Prenant appui sur l'anthropologie, les neurosciences et la Genèse, j'explore ce qui empêche l'humanité de se libérer de ses propres aliénations. Le paradoxe de départ est saisissant : si l'être humain est créé à l'image du divin, son pouvoir créateur –mal orienté –génère souffrance et enfermement plutôt que puissance de vie. À partir de Primo Levi et de Maffesoli, je rappelle que la vulnérabilité aux manipulations totalitaires ne tient pas à la malveillance des individus, mais à l'absence d'une compréhension incarnée du réel, distincte du simple savoir académique.

Cette compréhension manquante ouvre sur le cœur de mon propos : notre discours intérieur. Nous produisons 60 000 à 80 000 pensées par jour, à 90 % répétitives et majoritairement négatives, qui construisent une « carte du monde » (Bateson) filtrant la réalité. Nous prions en permanence –sans le savoir –en alimentant cette simulation intérieure.

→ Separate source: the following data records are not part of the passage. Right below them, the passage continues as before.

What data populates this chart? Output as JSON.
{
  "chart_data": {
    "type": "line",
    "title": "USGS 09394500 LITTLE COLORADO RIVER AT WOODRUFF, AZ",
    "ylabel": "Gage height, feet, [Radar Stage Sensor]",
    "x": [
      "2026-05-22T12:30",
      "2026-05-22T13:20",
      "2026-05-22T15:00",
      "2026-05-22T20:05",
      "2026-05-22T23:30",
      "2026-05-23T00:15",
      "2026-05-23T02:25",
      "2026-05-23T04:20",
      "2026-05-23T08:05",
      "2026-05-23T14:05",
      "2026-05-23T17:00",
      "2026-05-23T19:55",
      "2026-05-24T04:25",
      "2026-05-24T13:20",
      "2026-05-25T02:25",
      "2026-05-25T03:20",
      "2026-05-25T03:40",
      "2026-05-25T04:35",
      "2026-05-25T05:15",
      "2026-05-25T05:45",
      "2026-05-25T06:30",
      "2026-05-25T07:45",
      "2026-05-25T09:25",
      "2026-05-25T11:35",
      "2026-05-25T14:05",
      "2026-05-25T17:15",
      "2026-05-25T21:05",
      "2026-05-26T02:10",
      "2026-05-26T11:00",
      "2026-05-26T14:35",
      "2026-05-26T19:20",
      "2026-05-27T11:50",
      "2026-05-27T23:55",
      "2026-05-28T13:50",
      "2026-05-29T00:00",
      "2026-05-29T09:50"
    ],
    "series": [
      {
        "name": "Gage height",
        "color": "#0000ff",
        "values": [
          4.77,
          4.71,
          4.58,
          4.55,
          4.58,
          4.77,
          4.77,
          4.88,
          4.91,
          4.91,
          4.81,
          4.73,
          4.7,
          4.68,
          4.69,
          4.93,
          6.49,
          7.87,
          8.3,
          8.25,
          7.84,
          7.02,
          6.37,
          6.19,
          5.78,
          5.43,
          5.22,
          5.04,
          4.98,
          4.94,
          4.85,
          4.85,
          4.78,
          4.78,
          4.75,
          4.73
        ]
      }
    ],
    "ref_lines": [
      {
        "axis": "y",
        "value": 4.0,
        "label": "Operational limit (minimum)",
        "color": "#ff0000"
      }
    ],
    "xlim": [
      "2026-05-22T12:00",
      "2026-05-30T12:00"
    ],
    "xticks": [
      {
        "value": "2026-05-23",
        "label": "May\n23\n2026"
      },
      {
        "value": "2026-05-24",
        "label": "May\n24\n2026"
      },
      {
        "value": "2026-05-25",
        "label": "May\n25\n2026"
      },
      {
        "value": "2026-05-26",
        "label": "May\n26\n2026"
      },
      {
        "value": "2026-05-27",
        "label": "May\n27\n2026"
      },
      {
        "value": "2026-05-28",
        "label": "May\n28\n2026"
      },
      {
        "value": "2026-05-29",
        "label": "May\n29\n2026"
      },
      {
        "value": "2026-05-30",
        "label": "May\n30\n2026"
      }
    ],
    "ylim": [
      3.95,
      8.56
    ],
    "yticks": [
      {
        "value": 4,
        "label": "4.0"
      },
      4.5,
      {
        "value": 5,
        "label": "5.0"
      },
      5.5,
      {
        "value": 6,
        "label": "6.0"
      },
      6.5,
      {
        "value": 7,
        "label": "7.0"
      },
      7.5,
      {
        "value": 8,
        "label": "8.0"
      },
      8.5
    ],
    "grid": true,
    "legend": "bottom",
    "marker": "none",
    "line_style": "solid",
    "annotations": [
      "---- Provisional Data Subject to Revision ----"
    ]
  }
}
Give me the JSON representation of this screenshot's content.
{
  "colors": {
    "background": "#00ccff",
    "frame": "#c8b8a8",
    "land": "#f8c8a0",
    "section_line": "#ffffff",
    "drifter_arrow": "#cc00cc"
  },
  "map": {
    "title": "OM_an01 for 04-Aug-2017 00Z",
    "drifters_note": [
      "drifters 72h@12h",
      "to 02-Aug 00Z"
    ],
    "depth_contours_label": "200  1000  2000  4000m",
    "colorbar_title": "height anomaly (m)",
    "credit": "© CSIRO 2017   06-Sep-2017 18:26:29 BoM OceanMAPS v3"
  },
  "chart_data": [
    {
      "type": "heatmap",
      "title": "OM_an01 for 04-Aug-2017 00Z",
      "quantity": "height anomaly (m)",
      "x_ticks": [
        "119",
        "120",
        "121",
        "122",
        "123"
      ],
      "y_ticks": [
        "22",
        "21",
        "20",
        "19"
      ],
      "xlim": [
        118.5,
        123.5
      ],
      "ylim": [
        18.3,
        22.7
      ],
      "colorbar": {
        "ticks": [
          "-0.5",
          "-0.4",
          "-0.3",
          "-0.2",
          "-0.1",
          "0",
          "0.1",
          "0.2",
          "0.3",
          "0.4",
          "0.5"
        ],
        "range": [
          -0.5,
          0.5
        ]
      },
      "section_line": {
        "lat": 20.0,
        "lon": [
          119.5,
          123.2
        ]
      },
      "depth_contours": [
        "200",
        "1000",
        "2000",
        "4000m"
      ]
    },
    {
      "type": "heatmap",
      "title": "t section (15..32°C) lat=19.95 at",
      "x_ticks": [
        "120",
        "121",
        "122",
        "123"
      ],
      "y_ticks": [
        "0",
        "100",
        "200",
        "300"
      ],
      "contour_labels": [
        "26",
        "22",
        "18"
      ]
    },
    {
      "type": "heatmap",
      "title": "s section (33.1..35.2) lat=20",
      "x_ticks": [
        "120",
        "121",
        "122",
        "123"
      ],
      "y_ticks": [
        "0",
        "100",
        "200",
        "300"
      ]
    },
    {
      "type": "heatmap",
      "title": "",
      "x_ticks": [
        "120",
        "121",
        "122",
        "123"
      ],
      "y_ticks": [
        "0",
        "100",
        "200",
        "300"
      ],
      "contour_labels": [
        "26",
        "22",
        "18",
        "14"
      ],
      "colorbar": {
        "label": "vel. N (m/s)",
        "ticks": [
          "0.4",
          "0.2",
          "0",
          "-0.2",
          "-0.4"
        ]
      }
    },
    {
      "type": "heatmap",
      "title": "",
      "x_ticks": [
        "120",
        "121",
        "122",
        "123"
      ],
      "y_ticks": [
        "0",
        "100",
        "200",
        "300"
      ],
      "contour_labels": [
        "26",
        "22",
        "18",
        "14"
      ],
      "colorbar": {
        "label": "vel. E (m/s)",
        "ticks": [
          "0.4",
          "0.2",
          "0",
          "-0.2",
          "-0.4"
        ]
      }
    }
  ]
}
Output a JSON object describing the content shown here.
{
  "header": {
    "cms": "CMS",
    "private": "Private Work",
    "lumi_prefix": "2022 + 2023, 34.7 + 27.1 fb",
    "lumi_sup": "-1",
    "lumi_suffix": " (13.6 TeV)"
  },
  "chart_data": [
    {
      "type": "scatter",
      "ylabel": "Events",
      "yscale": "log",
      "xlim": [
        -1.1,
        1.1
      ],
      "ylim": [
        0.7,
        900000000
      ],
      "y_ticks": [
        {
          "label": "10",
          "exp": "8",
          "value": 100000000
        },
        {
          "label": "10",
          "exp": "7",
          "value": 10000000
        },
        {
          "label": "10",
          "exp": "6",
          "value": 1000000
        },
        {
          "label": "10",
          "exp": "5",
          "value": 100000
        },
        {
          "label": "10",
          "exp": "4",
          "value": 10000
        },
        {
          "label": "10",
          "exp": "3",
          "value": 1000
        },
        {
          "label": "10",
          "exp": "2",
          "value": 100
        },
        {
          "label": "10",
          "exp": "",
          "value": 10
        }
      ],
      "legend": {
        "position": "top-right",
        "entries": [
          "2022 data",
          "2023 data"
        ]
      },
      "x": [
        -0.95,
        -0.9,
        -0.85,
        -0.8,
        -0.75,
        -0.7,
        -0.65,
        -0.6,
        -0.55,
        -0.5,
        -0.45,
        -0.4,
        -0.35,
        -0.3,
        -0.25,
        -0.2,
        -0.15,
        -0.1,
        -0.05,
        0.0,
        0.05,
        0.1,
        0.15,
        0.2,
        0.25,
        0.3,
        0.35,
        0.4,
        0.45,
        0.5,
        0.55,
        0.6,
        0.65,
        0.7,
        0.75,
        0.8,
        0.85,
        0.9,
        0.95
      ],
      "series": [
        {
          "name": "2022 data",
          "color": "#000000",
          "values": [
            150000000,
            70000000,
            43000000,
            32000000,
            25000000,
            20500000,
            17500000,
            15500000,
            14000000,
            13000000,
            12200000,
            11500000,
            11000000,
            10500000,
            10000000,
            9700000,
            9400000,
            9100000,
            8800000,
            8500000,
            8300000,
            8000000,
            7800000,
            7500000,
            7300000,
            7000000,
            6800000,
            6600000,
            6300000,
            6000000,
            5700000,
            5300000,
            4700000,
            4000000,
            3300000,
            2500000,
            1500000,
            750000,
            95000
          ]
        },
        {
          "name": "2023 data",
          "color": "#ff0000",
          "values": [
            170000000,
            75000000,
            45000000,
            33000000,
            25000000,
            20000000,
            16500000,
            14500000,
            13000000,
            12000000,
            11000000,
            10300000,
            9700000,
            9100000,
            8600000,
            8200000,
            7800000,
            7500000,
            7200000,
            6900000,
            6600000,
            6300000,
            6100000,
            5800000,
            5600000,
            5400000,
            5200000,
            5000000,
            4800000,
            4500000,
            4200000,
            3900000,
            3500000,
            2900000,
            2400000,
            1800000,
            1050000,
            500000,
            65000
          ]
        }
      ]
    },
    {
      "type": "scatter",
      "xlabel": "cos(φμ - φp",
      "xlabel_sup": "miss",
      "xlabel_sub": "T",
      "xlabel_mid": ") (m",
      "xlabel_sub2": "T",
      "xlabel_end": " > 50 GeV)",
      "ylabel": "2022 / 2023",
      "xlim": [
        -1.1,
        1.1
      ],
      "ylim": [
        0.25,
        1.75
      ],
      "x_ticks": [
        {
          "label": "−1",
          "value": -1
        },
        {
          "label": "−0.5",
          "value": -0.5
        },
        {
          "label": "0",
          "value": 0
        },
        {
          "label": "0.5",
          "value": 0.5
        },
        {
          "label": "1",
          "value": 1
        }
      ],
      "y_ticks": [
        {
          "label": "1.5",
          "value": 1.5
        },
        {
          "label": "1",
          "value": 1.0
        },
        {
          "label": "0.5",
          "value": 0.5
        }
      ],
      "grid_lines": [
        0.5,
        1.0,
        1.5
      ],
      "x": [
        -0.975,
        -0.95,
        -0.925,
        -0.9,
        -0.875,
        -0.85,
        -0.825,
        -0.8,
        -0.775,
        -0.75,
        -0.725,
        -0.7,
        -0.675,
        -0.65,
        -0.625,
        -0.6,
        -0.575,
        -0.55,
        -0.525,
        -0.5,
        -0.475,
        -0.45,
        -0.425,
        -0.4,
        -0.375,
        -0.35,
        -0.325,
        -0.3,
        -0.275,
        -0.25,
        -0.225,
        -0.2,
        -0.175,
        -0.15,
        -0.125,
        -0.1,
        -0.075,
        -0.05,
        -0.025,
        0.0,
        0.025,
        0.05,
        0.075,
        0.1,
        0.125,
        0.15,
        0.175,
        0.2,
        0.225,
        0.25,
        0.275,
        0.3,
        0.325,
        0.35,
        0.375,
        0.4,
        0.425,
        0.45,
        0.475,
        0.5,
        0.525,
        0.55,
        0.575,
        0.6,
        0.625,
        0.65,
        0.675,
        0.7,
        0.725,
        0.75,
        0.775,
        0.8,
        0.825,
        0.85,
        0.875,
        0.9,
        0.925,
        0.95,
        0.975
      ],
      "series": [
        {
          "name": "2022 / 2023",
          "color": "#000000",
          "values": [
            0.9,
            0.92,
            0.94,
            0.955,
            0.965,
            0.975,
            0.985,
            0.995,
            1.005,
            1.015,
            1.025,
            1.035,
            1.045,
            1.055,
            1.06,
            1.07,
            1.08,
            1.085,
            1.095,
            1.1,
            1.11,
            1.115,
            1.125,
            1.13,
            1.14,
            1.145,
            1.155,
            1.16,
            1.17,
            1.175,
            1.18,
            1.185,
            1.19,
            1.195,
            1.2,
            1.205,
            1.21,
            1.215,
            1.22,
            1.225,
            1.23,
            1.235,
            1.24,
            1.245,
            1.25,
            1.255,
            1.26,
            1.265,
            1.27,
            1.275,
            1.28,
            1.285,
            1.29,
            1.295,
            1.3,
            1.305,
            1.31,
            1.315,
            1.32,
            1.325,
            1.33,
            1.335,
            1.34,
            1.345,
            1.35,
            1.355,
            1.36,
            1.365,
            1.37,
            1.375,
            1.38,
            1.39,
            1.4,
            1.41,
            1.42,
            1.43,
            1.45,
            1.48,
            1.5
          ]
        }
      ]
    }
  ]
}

La prière, redéfinie hors de tout cadre institutionnel, devient alors l'acte d'orienter intentionnellement ce dialogue intérieur vers le sacré, le beau, le transcendant. Ancrée dans la neurologie humaine depuis 100 000 ans (apparition simultanée des rites funéraires et du langage articulé), elle active des compétences supérieures : réflexivité, altruisme, sens du bien commun. L'émerveillement, la gratitude et l'auto-compassion en sont les pratiques concrètes.

Je conclus par une lecture de l'Abba du Notre Père en araméen et de la Fatiha, illustrant que toutes les grandes traditions convergent vers cette même incandescence : la prière comme « expression poétique de l'âme qui chemine en ce monde ».